Government-imposed fiat rationing allows for no such choice. Therefore, we should oppose any government involvement in CER, and any efforts by the government to use CER to restrict reimbursement, especially in private insurance plans.

LTE re CER in USA Today

I’ve got a letter to the editor in today’s The USA Today on comparative-effectiveness research:

Commentary writer Kevin Pho misrepresented my views on comparative-effectiveness research (CER), which is the analysis of which medical treatments work best (“Unbiased research for doctors is good medicine,” The Forum, March 26).

Pho wrote that “drug companies, medical device makers and think tanks such as the libertarian Cato Institute have expressed concerns that health care rationing and denial of certain treatments or drugs would follow” taxpayer-funded CER.

In the Cato Institute study linked to in the piece, I write that rationing is the intent behind such research, but I do not express concern that it will lead to rationing.

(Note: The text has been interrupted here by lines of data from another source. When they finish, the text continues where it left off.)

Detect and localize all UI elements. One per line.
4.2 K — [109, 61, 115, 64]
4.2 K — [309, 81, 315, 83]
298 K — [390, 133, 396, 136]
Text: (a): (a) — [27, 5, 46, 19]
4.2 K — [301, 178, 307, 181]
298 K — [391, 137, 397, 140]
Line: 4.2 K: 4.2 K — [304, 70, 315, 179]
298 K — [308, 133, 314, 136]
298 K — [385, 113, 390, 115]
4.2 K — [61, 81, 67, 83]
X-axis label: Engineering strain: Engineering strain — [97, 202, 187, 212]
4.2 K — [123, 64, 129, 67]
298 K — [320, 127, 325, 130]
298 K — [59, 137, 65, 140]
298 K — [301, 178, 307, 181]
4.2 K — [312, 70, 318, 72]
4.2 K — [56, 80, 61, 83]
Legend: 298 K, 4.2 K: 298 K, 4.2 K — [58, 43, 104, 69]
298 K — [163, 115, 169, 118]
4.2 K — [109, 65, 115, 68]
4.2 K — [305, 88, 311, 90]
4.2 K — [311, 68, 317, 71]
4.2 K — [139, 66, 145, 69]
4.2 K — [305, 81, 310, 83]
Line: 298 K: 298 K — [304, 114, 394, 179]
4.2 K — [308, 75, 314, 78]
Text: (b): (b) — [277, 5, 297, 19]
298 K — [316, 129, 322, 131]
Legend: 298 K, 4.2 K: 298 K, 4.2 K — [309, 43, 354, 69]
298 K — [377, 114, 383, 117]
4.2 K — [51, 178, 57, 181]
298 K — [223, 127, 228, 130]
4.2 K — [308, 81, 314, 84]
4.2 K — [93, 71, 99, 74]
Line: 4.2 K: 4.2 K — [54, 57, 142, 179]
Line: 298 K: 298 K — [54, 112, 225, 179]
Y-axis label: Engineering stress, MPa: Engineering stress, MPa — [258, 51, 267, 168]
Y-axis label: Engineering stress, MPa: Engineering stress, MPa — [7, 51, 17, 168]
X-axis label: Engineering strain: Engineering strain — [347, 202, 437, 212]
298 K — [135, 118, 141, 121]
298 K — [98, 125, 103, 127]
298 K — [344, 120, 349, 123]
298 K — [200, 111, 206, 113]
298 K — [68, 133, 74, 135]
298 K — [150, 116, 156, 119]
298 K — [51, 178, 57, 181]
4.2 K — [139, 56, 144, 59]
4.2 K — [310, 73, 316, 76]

Indeed, I express the opposite concern: that taxpayer-funded CER will not eliminate low-value services, just as it has failed to do so in the past.

Pho uses AARP executive Bill Novelli’s words to suggest that Cato, as well as drug and device makers, use “scare tactics” to oppose taxpayer-funded CER. Far from engaging in scare tactics, my paper makes precisely the same observations that Novelli does.

By contrasting Cato to CER “champion” Hillary Clinton, Pho also gives the false impression that libertarians support CER less than those who support taxpayer funding.

Yet two themes of my paper are that CER is crucial and that removing government obstacles to private production would provide a much more stable stream of research — and broader use of that research — than taxpayer funding would. I think that makes me the champion of CER, not Clinton.

At a minimum, it is misleading to suggest that libertarians oppose CER.